Sixty-three years after having their martyrdom etched in bronze, Corporal Henry Vincent Farley and 16 others of the Loyal (North Lancashire) Regiment will don new headstones – laminated printouts couriered from London.
They had no choice; a bunch of metal thieves made off with their bronze epitaphs at the World War II cemetery in Kohoma, The Commonwealth War Graves Commission (CWGC) has, however, attributed the laminated markers to “headstone removed for renovation”.
But while the CWGC has played down the tombstone theft, the police in this Nagaland capital have been desperately trying to nab the felons who struck twice since May to remove the 17 bronze nameplates. “We have raided scrap dealers without results yet,” said a senior police officer.
Bronze has a scrap value of over Rs 300 per kilo, and each of the 17 epitaphs weighed close to 5 kg. With copper content of 88-90 per cent, is commonly used in the bearings of small electric motors besides springs, electrical connectors, bushings and automobile transmission pilot bearings.
CWGC’s Imphal-based regional manager Salew Pfotte had inspected the War Memorial here and sent his report to London underscoring the need for security to protect the last remains of 1,421 soldiers. Of these soldiers who died fighting the Japanese in 1944 – the Northeast was the only theatre of World War II in the Indian subcontinent – 1,070 were British and 330 Indians. The rest were Burmese, Canadians and Australians.

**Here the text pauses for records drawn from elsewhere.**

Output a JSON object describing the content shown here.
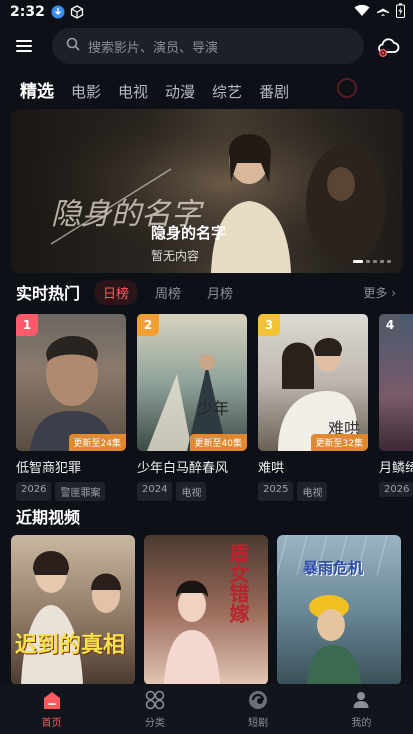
{
  "status": {
    "time": "2:32"
  },
  "search": {
    "placeholder": "搜索影片、演员、导演"
  },
  "tabs": [
    {
      "label": "精选",
      "active": true
    },
    {
      "label": "电影"
    },
    {
      "label": "电视"
    },
    {
      "label": "动漫"
    },
    {
      "label": "综艺"
    },
    {
      "label": "番剧"
    }
  ],
  "banner": {
    "title": "隐身的名字",
    "subtitle": "暂无内容"
  },
  "hot": {
    "title": "实时热门",
    "ranks": [
      "日榜",
      "周榜",
      "月榜"
    ],
    "more": "更多",
    "items": [
      {
        "rank": "1",
        "name": "低智商犯罪",
        "update": "更新至24集",
        "year": "2026",
        "tag": "警匪罪案",
        "badge_color": "#ff5a6a"
      },
      {
        "rank": "2",
        "name": "少年白马醉春风",
        "update": "更新至40集",
        "year": "2024",
        "tag": "电视",
        "badge_color": "#f0a030"
      },
      {
        "rank": "3",
        "name": "难哄",
        "update": "更新至32集",
        "year": "2025",
        "tag": "电视",
        "badge_color": "#f2c230"
      },
      {
        "rank": "4",
        "name": "月鳞绮纪",
        "update": "",
        "year": "2026",
        "tag": "",
        "badge_color": "#555a66"
      }
    ]
  },
  "recent": {
    "title": "近期视频",
    "items": [
      {
        "overlay": "迟到的真相"
      },
      {
        "overlay": "盾女错嫁"
      },
      {
        "overlay": "暴雨危机"
      }
    ]
  },
  "nav": [
    {
      "label": "首页",
      "icon": "home-icon",
      "active": true
    },
    {
      "label": "分类",
      "icon": "category-icon"
    },
    {
      "label": "短剧",
      "icon": "short-drama-icon"
    },
    {
      "label": "我的",
      "icon": "profile-icon"
    }
  ],
  "colors": {
    "accent": "#ff5a5f",
    "background": "#0d1117"
  }
}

“We are yet to get a response from headquarters vis-à-vis employing security guards. Maybe, we will if the miscreants target the graves again,” Pfotte told
. CWGC, it is learnt, is wary of adding to its annual expenditure on maintaining five war graves in the Northeast for an estimated Rs 20 lakh annually.
Other than the Kohima War Cemetery, there are two in Imphal – one for British soldiers and one for Indians – and one each in Guwahati and oil town Digboi in eastern Assam. These employ 20 people, most of them being gardeners.
“The cemetery is increasingly becoming a haunt of miscreants, and the onus is on the government to ensure no one disturbs the dead,” said Kohima War Cemetery manager Lhouvizosier Sekhose. “After all, this and the other war graves sustain niche tourism.”
Every year, Britons, Canadians and Australians – Japanese too – spend a fortune to pay homage to the departed soldiers. An eight-day circuit dubbed War Memorial Tourism entails visits to all the five war graves.